I reviewed the issues that are used to create the scoring with this in mind. The issues that are evaluated reflect common areas that an attacker would focus on during reconnaissance. They are similar to what I would use to build a gap analysis as part of a preparedness planning. While organisations may vary their data points, most will use common attack patterns or common vulnerabilities that criminals or state actors might use to carry out reconnaissance.
It is important to understand that the key aspects in reconnaissance for an attacker is target selection, information gathering and weakness identification. The attacker is trying to find where the weaknesses are and which infrastructure will be easiest to breach.
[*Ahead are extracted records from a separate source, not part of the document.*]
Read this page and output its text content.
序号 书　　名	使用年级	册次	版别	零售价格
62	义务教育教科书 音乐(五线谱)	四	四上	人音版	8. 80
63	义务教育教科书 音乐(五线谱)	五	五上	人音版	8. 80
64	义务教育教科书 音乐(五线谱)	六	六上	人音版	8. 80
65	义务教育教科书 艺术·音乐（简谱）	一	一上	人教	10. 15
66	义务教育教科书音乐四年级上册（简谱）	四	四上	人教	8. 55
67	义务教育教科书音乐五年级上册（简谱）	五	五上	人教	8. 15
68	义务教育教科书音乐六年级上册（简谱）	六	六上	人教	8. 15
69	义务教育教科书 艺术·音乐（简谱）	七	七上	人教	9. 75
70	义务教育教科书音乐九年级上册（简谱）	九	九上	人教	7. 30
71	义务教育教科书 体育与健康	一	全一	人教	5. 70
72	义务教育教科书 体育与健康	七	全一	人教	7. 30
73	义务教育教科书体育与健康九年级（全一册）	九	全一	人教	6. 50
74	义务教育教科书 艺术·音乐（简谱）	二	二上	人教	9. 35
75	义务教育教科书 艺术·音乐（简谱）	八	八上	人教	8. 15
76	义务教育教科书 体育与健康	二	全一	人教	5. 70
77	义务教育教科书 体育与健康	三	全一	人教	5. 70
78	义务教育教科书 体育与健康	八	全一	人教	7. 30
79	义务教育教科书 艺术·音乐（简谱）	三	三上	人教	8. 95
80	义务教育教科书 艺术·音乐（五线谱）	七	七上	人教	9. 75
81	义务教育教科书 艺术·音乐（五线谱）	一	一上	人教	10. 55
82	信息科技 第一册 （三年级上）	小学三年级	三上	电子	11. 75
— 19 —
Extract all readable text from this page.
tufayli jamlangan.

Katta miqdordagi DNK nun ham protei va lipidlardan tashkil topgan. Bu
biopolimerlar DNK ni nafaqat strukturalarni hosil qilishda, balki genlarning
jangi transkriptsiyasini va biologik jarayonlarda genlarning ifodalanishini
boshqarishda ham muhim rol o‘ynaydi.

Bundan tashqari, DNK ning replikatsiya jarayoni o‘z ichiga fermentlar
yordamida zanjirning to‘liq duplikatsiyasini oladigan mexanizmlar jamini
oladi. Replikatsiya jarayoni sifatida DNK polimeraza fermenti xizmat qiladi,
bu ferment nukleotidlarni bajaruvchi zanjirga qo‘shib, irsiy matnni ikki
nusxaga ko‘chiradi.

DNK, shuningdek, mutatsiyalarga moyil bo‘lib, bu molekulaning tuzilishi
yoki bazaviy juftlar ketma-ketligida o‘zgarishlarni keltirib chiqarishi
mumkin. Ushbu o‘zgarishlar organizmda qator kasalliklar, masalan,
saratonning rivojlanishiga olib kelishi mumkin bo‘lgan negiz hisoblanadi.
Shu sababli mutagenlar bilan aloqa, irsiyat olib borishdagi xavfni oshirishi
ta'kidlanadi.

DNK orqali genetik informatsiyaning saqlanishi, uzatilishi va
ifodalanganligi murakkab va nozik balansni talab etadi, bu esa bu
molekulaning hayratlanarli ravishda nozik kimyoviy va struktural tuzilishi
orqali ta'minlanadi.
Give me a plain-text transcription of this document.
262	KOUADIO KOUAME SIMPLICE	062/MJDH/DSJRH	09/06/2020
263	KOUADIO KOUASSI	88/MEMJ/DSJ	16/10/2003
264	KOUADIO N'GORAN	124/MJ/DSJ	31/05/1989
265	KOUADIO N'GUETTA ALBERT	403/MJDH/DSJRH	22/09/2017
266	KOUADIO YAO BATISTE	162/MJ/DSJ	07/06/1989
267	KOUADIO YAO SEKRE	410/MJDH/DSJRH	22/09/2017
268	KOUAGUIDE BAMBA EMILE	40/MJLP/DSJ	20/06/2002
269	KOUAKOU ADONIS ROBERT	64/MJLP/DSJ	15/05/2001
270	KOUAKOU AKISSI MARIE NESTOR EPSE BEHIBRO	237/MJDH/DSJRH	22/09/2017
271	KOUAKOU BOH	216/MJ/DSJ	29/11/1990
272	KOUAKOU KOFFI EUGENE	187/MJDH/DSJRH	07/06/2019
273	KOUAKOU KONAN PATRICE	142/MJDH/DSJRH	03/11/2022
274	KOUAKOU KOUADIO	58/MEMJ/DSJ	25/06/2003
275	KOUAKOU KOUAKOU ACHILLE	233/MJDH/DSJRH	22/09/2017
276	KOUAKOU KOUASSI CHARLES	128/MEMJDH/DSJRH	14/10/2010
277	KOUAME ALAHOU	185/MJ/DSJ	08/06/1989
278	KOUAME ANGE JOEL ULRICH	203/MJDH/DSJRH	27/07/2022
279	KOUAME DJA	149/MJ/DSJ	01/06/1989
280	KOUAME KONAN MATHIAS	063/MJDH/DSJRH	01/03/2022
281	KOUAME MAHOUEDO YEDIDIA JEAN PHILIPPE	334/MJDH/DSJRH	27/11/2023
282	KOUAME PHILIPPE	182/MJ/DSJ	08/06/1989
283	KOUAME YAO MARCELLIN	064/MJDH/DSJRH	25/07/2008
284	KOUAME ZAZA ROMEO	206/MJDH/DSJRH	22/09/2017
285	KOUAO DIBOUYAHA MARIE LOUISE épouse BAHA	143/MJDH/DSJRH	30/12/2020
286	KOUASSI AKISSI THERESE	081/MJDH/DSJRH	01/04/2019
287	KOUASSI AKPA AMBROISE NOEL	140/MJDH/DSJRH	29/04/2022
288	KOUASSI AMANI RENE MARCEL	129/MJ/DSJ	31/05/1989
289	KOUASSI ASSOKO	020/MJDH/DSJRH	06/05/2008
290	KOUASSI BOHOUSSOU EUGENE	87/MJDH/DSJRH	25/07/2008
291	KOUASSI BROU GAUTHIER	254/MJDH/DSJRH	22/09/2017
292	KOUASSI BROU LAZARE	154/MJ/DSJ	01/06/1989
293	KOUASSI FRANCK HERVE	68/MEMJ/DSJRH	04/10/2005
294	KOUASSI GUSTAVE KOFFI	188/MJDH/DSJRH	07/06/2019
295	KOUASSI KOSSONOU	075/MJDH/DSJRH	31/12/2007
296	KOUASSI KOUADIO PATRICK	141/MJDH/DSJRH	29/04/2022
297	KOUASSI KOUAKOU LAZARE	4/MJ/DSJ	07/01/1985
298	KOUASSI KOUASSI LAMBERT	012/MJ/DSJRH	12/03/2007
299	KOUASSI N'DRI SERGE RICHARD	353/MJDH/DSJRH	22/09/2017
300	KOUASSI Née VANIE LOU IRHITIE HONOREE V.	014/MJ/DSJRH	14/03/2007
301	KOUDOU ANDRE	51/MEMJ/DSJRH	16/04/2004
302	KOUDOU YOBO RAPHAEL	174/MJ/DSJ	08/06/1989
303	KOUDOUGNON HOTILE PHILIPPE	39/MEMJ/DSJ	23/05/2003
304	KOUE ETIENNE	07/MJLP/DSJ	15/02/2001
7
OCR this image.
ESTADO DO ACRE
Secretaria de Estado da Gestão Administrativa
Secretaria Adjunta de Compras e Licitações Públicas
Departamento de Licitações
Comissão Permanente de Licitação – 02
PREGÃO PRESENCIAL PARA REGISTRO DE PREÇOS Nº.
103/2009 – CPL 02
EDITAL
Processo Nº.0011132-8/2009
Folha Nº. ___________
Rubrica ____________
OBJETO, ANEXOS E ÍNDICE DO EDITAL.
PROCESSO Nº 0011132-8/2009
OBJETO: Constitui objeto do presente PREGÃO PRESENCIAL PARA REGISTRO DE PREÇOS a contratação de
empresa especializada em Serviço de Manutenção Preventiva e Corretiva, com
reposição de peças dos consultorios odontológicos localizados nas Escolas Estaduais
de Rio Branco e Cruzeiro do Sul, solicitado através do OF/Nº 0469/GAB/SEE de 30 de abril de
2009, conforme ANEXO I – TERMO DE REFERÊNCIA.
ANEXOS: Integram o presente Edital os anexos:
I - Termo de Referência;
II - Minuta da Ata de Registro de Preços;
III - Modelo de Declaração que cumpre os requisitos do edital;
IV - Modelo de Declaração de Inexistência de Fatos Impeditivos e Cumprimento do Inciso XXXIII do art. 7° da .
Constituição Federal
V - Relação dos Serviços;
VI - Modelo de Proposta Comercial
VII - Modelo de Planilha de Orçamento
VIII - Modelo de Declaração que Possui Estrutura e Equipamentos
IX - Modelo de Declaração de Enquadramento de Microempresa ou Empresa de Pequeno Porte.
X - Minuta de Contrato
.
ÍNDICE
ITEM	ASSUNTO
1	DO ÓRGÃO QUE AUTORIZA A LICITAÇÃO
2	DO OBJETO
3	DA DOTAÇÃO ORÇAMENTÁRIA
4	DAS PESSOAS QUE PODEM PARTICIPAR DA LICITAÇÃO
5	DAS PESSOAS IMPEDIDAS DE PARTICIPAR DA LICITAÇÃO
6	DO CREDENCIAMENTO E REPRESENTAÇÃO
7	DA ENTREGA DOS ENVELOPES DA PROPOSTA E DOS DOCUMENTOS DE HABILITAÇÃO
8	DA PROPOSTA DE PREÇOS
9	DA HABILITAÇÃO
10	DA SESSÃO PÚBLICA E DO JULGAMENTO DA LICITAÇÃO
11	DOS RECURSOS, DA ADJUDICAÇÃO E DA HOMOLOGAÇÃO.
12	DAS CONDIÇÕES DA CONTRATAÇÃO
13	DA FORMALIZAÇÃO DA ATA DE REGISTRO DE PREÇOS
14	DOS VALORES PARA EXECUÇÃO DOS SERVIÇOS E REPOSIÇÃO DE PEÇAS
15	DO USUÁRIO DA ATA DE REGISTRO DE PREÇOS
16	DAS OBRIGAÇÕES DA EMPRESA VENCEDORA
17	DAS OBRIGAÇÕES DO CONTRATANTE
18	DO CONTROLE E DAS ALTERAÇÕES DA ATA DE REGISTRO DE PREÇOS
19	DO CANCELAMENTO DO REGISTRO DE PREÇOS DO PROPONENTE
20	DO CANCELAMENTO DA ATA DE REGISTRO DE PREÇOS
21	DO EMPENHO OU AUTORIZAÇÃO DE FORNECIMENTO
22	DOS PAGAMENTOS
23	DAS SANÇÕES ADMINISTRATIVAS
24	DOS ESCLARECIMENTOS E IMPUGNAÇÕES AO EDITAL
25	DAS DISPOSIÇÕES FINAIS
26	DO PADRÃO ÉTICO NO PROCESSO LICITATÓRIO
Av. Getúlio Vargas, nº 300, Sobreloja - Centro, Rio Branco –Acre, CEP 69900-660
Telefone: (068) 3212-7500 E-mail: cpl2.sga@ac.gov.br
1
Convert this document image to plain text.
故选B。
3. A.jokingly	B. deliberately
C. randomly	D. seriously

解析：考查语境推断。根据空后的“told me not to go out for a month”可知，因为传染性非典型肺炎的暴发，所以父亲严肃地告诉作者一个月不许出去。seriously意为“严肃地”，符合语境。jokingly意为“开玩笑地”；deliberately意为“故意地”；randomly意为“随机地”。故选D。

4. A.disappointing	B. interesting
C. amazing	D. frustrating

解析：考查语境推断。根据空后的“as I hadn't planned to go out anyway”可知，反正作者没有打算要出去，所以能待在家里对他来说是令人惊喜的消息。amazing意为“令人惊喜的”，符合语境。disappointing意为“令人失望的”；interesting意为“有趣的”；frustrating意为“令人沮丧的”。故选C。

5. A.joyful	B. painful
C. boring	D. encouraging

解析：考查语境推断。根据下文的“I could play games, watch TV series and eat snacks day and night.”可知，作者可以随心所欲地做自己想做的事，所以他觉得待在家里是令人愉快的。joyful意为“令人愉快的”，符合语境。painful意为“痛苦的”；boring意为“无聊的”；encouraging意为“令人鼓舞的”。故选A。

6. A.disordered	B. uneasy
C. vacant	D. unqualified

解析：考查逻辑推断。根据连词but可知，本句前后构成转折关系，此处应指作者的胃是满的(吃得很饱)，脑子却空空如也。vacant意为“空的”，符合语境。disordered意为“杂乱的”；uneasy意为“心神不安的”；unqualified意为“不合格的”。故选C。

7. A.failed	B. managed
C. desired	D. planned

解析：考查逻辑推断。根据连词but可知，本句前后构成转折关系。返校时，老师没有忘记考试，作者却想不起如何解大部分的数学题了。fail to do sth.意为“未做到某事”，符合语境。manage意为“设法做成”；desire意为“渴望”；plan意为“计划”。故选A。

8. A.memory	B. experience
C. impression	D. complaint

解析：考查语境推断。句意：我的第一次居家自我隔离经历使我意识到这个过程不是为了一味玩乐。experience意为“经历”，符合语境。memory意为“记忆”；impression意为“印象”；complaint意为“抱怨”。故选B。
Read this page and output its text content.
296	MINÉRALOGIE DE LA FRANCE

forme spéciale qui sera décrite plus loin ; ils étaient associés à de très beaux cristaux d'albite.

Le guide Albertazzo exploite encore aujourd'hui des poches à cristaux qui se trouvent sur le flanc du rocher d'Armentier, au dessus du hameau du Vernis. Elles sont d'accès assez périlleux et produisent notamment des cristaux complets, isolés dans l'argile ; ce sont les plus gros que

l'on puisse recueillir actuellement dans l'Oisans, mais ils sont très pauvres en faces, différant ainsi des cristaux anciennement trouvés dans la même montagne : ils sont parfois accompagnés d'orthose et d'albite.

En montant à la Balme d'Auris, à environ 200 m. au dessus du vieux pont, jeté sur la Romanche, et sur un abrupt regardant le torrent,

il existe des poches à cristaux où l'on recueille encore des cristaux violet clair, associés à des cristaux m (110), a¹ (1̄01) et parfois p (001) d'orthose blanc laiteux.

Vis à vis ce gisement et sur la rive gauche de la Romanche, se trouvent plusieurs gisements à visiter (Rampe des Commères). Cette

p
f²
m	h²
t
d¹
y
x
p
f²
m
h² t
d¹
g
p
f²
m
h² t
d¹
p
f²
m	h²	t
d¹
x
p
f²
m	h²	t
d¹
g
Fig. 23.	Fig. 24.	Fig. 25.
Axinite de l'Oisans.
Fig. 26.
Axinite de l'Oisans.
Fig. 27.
SecurityScorecard takes a similar approach and gathers information on the common attack weak points and determines how predominant they are on the external facing infrastructure for the organisation or government agency; looking for those low hanging fruits or in this case vulnerabilities. Identification is carried in much similar way as an attacker might through common tools like DNS, IP attribution and what application versions are facing the internet.
The report bases the score it assigns by evaluating the number of issues it detects on the organisation’s externally visible footprint with modifiers based on severity. The score is then normalised relative to all the data points gathered to provide a letter grade. Note SecurityScorecard can provide a more detailed explanation on how this is achieved.
SecurityScorecard and similar reports provide a snapshot in time of an organisation’s external infrastructure and the possible vulnerabilities. While one can draw a risk picture from the results, it does not necessarily give an accurate reflection of the potential impact these vulnerabilities might expose. So it is important to understand your score and put into perspective or your organisational controls and capabilities.
An example might be the calculation of the endpoint security; while the issues do highlight potential weakness the measurement points may contain inaccuracies as it is easy to modify or obfuscate these values. A score like this also does not necessarily take into account organisational constraints like embedded devices that can’t be updated nor does it take into account security controls that might be deployed, e.g. sandboxing. SecurityScorecard does provide a means to apply adjustments based on the organisation’s feedback on mitigations in place.
With respect to the “State of the States”, I do not find the scores unexpected.
Government infrastructure is generally and worldwide under funded when it comes to CyberSecurity. So low scores are to be expected. Governments are trying to remediate this but it is a slow and democratic process. The US government recognises that there is a need to understand the cybersecurity maturity of the infrastructure. The Cybersecurity Maturity Model Certification (CMMC) was developed as an answer to be able to to measure and benchmark the current maturity of government entities and partners.
The scores in the report are normalised against all private and public sector organisations. Personally, I would prefer to see a normalization based on similar verticals. Private companies do not have the same constraints as government agencies when it comes to spending on infrastructure and security. Attacker goals against governments are also different to those for private sector companies.
Is this score useful?
The scoring method is sound and represents a picture of the potential weakness footprint for the infrastructure. From the perspective of a SecOps engineer, this score would provide me with good starting points on where to focus my controls and improvement activities.